Education is vital, but all the specifics above outline the work of one department (more or less, obviously mental wellbeing overlaps with health, getting children into the arts is relevant to the Department of Communities, and so on).

Education saw a 2.4% drop in its budget, which is higher than the average fall (of 0.7%). However, the high rate of inflation means that even breaking even, in cash terms, means a significant real-terms reduction. As a result, every department will see real-terms cuts that could set your hair on fire.

What now?

What could Stormont have done about this? Well, there has been no Executive for four of the past six years. When Westminster sends over a half-empty purse, there is only so much Stormont can do. But limited options do not mean no options. Plenty of decisions could have been taken over the past few years to make the next few years easier.

Instead, we may even see civil servants signing off on the spending plans of an austerity budget. That is not their job, they shouldn’t have to do it, our own MLAs should be taking responsibility.
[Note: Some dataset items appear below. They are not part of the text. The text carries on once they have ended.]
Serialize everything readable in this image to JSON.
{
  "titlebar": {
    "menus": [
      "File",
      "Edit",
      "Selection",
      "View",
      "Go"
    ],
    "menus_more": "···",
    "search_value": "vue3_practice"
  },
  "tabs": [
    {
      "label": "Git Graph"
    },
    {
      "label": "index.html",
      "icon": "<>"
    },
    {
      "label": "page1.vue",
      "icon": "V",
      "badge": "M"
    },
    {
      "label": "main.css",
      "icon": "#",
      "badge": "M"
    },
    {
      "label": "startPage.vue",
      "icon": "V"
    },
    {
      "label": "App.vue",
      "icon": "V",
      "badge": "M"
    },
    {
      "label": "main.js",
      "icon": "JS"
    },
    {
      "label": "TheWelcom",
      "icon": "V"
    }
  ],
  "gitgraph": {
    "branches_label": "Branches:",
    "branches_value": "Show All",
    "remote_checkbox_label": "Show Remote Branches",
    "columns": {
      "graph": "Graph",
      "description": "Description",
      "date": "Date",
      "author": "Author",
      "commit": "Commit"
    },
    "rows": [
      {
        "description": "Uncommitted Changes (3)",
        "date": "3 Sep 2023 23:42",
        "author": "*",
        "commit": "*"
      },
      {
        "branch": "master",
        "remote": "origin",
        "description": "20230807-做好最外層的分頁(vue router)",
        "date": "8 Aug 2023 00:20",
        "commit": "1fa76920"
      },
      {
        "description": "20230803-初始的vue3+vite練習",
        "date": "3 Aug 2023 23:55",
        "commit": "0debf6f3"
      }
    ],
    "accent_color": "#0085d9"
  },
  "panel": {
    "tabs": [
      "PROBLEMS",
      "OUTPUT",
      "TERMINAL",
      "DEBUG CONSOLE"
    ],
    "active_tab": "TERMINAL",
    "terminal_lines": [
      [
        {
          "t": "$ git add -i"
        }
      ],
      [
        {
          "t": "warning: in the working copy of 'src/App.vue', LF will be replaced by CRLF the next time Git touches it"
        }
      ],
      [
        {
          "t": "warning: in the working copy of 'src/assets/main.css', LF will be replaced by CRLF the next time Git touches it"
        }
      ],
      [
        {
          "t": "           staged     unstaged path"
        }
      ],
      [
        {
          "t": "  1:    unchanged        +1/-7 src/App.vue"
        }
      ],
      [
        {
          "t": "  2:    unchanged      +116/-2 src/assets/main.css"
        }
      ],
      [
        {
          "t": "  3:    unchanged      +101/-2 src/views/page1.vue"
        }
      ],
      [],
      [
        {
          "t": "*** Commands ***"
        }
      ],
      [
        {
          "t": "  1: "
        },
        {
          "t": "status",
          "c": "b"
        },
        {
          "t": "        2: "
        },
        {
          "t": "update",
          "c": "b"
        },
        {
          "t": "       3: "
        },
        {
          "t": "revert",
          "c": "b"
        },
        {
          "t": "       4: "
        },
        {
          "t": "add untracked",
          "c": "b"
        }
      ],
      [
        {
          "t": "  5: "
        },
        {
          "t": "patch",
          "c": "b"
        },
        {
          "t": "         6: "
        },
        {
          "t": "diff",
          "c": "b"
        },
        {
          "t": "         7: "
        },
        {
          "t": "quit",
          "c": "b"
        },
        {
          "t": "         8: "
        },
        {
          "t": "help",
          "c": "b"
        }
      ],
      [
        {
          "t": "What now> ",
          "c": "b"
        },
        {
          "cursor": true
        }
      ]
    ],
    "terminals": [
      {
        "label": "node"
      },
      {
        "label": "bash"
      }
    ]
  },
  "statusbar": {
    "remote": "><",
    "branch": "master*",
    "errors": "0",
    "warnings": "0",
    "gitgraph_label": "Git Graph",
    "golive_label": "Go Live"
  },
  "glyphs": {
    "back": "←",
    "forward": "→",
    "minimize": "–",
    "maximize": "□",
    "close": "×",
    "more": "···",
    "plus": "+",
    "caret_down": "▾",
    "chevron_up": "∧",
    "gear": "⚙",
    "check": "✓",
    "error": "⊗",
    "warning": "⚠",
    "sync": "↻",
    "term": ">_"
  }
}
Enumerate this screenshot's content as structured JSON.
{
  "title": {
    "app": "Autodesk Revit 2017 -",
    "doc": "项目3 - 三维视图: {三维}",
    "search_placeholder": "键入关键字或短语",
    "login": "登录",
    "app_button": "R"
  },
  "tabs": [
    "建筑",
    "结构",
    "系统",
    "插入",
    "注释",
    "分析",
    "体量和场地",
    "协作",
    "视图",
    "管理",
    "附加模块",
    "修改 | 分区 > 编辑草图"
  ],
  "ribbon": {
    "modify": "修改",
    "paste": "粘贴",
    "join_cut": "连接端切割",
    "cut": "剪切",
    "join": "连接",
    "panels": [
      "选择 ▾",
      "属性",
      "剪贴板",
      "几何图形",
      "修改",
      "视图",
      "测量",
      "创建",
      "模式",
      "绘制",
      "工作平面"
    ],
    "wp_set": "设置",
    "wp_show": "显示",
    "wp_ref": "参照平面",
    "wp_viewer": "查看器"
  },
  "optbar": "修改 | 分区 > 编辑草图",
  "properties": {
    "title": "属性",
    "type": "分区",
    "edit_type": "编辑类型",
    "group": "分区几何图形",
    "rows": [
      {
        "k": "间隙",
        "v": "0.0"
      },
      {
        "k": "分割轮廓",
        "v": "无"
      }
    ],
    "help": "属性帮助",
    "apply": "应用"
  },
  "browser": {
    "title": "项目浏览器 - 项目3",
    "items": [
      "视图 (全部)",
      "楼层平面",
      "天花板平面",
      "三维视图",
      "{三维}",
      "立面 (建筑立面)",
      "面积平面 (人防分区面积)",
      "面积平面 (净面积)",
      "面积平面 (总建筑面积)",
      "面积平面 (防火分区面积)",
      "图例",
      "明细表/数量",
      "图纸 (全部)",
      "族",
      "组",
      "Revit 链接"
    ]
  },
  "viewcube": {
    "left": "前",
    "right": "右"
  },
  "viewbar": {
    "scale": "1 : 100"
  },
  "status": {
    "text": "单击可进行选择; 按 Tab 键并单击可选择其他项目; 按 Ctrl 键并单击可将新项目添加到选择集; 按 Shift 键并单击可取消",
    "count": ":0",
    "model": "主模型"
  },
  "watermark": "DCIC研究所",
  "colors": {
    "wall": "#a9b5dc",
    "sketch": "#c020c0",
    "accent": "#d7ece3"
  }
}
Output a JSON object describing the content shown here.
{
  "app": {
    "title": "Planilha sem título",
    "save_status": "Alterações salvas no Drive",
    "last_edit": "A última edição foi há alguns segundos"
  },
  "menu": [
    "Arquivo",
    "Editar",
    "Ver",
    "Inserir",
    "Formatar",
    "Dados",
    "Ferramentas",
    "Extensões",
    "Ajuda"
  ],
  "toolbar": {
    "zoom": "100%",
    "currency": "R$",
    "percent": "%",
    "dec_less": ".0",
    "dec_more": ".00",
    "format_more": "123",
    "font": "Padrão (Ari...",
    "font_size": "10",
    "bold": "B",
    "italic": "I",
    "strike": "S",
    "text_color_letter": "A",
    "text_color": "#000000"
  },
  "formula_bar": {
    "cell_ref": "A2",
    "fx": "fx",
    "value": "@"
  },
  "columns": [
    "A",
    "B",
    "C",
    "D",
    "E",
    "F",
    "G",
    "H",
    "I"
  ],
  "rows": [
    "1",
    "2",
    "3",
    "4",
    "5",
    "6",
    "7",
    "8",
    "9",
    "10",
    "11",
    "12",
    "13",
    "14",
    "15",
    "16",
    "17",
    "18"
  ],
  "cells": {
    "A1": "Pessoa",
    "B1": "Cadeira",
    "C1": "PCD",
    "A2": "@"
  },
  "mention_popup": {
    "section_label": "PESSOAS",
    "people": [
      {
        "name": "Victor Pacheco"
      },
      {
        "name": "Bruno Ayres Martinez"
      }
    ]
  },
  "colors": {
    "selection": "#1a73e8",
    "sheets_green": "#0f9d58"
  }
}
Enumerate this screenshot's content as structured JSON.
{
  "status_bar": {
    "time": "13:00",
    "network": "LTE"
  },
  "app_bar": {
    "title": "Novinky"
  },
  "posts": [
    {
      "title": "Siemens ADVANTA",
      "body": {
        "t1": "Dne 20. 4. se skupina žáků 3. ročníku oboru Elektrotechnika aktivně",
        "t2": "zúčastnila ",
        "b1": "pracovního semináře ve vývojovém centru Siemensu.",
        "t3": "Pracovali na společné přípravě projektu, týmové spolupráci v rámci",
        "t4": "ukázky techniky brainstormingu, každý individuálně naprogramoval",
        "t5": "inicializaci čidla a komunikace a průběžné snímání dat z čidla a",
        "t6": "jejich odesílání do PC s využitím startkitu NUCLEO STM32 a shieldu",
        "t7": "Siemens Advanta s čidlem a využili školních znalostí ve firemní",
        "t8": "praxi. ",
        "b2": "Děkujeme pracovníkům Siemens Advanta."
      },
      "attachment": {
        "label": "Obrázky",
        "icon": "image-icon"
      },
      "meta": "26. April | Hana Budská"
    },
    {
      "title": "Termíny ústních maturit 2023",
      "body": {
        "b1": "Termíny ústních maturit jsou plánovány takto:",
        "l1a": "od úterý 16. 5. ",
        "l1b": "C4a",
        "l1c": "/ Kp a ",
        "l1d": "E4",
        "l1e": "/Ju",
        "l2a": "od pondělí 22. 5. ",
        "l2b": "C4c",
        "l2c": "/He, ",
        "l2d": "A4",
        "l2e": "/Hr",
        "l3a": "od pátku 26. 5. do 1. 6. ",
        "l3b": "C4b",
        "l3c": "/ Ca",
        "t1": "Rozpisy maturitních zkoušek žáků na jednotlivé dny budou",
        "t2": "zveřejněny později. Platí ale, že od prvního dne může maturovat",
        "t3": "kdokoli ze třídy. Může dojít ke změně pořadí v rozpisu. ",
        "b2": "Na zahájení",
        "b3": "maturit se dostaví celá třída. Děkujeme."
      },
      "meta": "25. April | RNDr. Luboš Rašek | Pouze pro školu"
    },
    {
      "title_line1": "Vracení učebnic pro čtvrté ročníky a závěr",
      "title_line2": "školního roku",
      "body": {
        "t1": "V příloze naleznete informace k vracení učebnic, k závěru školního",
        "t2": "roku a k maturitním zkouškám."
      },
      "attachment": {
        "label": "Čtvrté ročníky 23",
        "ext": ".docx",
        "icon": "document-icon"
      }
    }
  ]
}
Which brings us back to David Sterling: “I think public services and departments are collateral damage in the struggle the government is having to get the institutions up and running again.

“In real terms, the cuts will be very large in many areas. And as I've said before, and many of my former colleagues have said, this is fundamentally undemocratic, it's fundamentally unconstitutional.”

All of these cuts are choices. Different choices are available.

Some unpleasant decisions are inevitable, in the current financial situation, but there is a fundamental lack of accountability in what is happening right now.

Stormont can only work with the budget it is given. Austerity is, once again, Westminster’s decision. But that still leaves some local choices. Some services have to suffer but it should be us, via democracy, who choose what is left to wither, and us who choose what remains.

It should be us – meaning political representatives chosen by the public, not civil servants – who decide our own actions, and the consequences of those actions.